[Date Prev][Date Next] [Thread Prev][Thread Next] [Date Index] [Thread Index]

Re: iolanguage packaging



* Jonas Eschenburg <indyjo@gmx.de> [080105 15:03]:
>   2. Flux, an OpenGL-based GUI addon, contains a lot of image and font
>      resources. Those, of course, end up in /usr/lib and produce
>      lintian warnings such as "image-file-in-usr-lib". What am I
>      supposed to do about it? The design of putting code and data into
>      the same addon directory is not 'broken', it just differs from FHS
>      philosophy.

As is left-hand traffic in right-hand traffic countries or vice versa.
There are many different approaches to deal with this:

 - for a small amount of files I'd say it is normaly safe to ignore it
   (though that does not seem to be the case here)

 - put parts with architecture-independent data to /usr/share and
   symlink them. That is what usually takes the last efford and when
   directories are at least locally consistent (like images in a
   images subdir) can be relatively good. Having to sort things on
   a per-file basis can be ugly, though...
   Depending on the data, also the other way around is possible, i.e.
   having everything in /usr/share and only sorting the architecture
   dependent data out and putting that in /usr/lib.

 - patch the program to look in multiple places. How easy or difficult
   this is depends on how it is implemented. If every file is looked
   for in a search path, the search path could simply also contain
   the /usr/share directory. When things are searched relatively
   to other stuff (like a image in the same directory as a library,
   or first searching the plugin dir and than looking for stuff in
   there), things get more complicated, but sometime can still be
   relatively easy. (If you know that only shared libraries are
   architecture dependent and everything else is not, for example,
   an (slighly ugly, but very effective) way might be to just
   try again a dl_open again with lib replaces by share if the first
   fails).

>   3. The same addon contains .ttf files from various free fonts like
>      Vera. Those files are duplicates of the files in the corresponding
>      Debian packages, but they're renamed and put into a special folder
>      structure.

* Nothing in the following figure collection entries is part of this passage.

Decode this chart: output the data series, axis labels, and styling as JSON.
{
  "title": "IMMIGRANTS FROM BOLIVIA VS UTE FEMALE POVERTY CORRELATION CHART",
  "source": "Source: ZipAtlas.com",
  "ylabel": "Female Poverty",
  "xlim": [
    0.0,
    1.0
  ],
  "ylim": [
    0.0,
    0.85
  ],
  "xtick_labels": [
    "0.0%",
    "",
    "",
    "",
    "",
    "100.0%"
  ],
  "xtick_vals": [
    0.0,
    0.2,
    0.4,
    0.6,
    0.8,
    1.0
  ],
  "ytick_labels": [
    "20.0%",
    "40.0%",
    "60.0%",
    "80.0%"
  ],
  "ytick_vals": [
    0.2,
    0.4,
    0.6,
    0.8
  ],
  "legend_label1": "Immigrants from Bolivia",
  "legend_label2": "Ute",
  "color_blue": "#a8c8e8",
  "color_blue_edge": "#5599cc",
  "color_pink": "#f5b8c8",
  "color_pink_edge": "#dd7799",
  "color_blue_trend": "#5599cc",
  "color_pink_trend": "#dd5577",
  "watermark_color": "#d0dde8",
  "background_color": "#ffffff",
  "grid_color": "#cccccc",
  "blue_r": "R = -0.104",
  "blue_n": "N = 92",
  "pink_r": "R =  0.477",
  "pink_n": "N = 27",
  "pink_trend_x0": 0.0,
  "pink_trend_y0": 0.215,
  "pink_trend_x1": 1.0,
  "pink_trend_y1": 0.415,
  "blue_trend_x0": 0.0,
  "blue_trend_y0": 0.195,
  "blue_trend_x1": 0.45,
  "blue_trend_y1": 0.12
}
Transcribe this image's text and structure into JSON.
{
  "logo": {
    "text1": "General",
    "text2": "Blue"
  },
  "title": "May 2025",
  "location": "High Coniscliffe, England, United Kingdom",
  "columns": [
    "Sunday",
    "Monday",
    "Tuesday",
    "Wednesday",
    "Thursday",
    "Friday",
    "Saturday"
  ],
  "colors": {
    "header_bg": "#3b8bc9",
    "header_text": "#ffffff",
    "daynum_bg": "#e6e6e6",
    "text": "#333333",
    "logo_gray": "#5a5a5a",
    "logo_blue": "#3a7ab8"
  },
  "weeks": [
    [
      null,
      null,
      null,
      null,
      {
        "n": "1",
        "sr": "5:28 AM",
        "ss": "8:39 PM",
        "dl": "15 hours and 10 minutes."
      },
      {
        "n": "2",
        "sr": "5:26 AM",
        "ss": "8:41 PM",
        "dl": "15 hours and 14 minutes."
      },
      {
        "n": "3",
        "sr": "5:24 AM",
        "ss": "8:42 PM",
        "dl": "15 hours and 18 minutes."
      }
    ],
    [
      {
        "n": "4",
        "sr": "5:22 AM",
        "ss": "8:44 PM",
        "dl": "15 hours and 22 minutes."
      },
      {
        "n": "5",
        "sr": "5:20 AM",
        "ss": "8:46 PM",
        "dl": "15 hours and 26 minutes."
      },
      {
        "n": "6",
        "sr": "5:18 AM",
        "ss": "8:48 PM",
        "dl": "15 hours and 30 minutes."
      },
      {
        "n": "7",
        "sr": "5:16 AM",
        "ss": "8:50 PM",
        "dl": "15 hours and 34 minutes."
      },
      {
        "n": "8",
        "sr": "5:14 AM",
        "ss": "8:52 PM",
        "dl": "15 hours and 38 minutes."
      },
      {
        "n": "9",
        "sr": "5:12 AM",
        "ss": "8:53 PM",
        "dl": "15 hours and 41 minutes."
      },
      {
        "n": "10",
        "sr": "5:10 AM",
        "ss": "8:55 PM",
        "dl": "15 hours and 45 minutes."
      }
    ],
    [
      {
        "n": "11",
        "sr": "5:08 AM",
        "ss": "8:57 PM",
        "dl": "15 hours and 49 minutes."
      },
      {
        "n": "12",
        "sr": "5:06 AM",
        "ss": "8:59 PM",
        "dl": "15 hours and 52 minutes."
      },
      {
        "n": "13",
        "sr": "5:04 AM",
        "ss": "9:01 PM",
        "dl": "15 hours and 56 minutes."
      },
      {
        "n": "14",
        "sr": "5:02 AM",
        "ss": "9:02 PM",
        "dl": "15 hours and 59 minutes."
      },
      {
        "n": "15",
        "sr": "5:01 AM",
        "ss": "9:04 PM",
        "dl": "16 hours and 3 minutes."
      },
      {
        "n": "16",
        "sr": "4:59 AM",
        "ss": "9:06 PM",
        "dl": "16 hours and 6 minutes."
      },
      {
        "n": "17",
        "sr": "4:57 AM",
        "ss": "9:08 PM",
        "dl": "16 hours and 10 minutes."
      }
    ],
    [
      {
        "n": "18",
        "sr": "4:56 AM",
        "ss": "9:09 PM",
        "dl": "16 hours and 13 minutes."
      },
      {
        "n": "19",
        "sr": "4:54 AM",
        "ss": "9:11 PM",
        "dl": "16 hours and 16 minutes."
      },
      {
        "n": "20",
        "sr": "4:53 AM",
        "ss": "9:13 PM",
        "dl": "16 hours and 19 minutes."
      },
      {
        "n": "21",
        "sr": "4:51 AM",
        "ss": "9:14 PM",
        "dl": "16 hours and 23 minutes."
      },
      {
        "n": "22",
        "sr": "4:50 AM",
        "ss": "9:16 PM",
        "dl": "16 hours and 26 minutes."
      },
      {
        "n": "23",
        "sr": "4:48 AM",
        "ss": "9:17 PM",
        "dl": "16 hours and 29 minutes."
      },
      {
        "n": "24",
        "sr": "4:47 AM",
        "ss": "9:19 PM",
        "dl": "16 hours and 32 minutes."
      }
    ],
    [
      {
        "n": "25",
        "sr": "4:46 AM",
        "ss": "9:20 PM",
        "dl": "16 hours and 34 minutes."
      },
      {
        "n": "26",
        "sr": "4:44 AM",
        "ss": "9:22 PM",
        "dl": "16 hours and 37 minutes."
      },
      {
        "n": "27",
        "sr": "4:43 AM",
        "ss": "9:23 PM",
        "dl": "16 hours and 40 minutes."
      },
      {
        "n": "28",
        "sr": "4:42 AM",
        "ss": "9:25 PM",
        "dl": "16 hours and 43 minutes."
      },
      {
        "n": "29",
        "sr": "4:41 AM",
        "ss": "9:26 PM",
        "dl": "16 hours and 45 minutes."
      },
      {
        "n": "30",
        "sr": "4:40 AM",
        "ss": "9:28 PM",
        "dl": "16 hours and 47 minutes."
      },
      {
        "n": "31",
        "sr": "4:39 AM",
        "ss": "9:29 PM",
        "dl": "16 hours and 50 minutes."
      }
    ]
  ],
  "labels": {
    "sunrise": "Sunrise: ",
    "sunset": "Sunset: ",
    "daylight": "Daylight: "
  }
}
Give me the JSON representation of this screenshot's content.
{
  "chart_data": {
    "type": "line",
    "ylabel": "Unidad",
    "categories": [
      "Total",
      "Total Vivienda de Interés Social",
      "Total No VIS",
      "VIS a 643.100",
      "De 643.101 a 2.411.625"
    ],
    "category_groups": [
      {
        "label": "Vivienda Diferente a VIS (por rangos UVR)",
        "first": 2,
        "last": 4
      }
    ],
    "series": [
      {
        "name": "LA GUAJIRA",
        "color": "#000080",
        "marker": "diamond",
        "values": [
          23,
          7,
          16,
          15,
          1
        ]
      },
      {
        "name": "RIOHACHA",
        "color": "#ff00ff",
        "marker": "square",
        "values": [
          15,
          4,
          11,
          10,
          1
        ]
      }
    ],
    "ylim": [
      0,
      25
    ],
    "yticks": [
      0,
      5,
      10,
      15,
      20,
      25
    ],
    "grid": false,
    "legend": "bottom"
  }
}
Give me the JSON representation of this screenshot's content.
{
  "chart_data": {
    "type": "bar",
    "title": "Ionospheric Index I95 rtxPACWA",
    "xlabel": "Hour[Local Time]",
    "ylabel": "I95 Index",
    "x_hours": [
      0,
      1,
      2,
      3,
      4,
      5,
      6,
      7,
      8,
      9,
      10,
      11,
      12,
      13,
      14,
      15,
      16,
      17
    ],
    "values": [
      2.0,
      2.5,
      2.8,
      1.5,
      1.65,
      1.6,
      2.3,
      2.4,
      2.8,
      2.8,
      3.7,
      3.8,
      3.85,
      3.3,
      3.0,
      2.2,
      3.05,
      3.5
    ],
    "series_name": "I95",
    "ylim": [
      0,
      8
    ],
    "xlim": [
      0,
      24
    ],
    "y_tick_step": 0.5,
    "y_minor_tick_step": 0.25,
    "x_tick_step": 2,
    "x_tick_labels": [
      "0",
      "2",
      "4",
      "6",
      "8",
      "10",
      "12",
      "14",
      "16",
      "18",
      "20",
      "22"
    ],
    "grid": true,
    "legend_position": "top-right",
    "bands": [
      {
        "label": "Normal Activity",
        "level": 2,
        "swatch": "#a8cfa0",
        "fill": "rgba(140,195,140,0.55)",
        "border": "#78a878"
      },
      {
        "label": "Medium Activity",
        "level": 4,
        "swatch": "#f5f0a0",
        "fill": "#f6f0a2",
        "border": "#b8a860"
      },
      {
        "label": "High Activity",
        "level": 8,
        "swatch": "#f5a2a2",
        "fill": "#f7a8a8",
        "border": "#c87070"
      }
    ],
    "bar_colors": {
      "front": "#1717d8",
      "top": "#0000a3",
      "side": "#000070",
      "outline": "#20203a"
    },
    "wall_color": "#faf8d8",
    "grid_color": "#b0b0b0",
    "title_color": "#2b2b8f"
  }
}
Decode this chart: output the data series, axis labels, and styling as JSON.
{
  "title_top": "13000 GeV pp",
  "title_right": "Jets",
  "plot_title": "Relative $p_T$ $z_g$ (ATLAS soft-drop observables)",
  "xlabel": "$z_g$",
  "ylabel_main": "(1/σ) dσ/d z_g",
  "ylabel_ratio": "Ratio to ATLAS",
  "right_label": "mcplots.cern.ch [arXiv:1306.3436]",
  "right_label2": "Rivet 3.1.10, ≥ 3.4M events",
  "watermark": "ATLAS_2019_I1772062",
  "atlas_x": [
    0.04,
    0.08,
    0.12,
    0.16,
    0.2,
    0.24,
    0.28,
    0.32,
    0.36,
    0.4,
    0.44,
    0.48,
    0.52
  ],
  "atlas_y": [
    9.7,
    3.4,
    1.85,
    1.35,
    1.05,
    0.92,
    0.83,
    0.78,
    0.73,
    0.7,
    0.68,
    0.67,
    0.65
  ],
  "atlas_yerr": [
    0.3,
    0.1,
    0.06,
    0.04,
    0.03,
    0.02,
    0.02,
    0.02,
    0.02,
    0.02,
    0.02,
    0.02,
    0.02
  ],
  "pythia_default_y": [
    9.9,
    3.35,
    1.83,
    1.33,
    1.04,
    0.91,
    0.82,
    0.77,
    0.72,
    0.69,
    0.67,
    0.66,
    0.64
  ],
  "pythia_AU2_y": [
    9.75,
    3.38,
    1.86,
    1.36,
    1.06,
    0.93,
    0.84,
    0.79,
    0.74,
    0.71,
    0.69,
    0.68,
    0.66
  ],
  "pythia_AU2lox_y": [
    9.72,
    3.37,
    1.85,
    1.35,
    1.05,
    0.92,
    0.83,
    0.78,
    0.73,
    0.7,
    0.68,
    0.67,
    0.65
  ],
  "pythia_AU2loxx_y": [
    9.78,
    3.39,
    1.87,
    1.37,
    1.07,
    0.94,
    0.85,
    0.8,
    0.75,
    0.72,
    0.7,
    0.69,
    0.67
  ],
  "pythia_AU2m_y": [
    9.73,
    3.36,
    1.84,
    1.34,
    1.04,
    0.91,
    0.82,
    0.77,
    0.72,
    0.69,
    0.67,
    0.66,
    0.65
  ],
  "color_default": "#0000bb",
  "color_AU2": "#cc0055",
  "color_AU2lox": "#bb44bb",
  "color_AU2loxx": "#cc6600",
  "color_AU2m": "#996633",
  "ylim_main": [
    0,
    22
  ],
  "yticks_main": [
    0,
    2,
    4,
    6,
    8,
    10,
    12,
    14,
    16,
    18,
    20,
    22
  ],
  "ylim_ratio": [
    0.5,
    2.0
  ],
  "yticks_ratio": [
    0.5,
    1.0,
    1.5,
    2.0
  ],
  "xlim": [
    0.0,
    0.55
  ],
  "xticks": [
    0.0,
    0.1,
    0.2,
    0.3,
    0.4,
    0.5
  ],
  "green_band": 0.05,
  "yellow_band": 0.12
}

Is it a) necessary to replace those files by symlinks
>      and b) can that be done automatically?

I don't know what is necessary here, but I'd strongly recommend to find
a way to use the normal fonts. Also fonts that are not yet in Debian
might be able to be included in Debian as seperate packages, so also
other software can benefit from it. (And when it cannot, it most likely
might be problematic in this package. Font licenses tend to be seldom
looked at and often very strange). I think in this case it would be
really be best if there was a way to have the global fonts used without
having to create symlinks, as I guess symlinks might easily break in
the long run.

Hochachtungsvoll,
	Bernhard R. Link
-- 
"Never contain programs so few bugs, as when no debugging tools are available!"